What makes something literature?
(And why do we read?)
Now, the dictionary definition for literature is simply a written work or a book published on a particular subject, so you could say that any book that has ever been written counts as literature.
But what distinguishes Dickens from a teen detective novel that you read on the bus the other day?
What makes an English teacher assuredly pick up a novel and dissect it with a class full of thirty teenagers?
Another definition for literature that I could find is a book or a work that had a profound and lasting impact on society and I think that is certainly true many of the great works or literature that we as a society agree upon.
Shakespeare, Tolstoy, Austin- we know them all and they can all be regarded as making a significant contribution to society, but it is complex than that.
There is a sense of the collective, I think, that makes a novel particularly profound. It has made a great impression on a large group of people or even society is a whole.
It tells us a great deal about the world, about people, about life in a certain time gone by but couldn’t that be argued of any modern book just as well? A large amount of people have enjoyed Harry Potter. Would that be considered literature? I think many would actually argue yes.
Nevertheless, whether it happens to be a classical novel or a magazine, we read to escape. We read to experience time periods that we cannot live in, lives that we cannot lead and people that we cannot be.
We read to learn. We read to understand people.
“The survival of popular works of literature is a testament to the endurance of human emotion over centuries. Expressing emotion is what we as a species need to survive, whether we are living in Victorian England or modern day.”
- Miss Barnett, teacher of English.
Who knows what will be considered great works of literature in the future? maybe they’re being written as we speak and maybe they’ll continue to be the ones we know and love.
I am certainly sure that Shakespeare will survive another few hundred years.

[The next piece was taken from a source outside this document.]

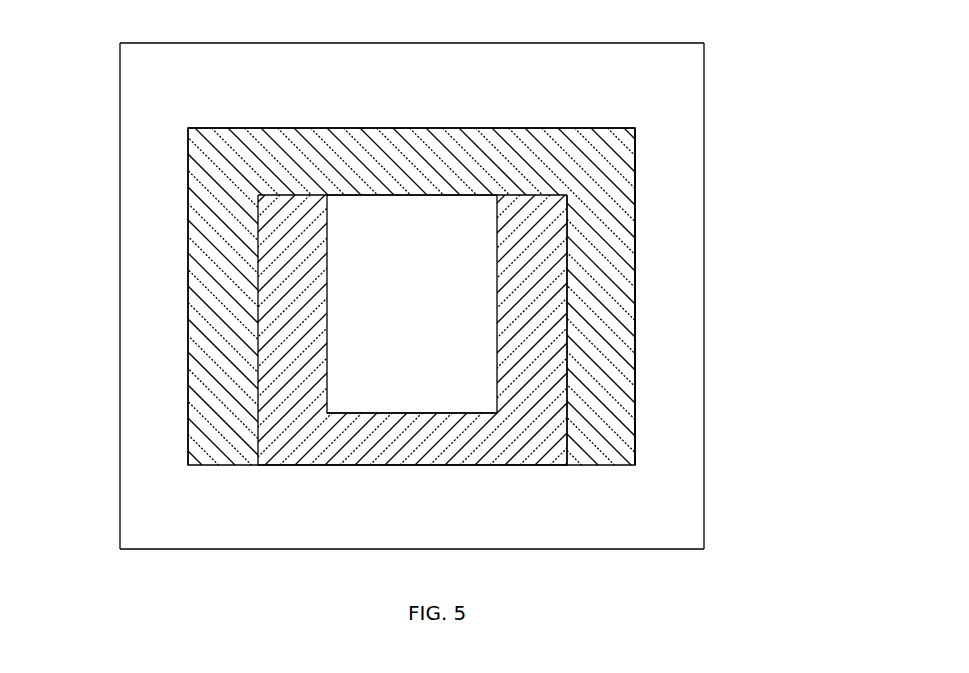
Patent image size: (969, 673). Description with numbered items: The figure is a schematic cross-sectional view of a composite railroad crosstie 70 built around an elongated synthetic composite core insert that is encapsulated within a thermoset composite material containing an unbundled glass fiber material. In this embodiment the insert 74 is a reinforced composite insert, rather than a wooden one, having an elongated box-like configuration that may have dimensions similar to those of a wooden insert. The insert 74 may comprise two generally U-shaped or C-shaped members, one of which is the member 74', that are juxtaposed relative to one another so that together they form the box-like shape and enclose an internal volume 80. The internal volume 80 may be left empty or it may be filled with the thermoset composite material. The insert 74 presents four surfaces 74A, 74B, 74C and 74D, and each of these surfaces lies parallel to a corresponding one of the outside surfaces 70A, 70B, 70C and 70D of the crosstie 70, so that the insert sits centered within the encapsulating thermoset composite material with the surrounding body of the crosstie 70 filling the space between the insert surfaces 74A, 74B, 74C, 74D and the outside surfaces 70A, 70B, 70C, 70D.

Maybe this is a sign to pick up a book. Better yet, pick up a pen.
Who knows, you could be the one to write that next great piece of literature the English students for years will pick apart and agonise over and wonder what it is that you meant by that simile on page 4 and how it links to the colour of the heroine’s dress on page 6.
Pick up a pen. Express your emotions. Continue the strings of human connection that span thousands of years in the form of words and chapters and books.
I’m certainly trying. And so should you.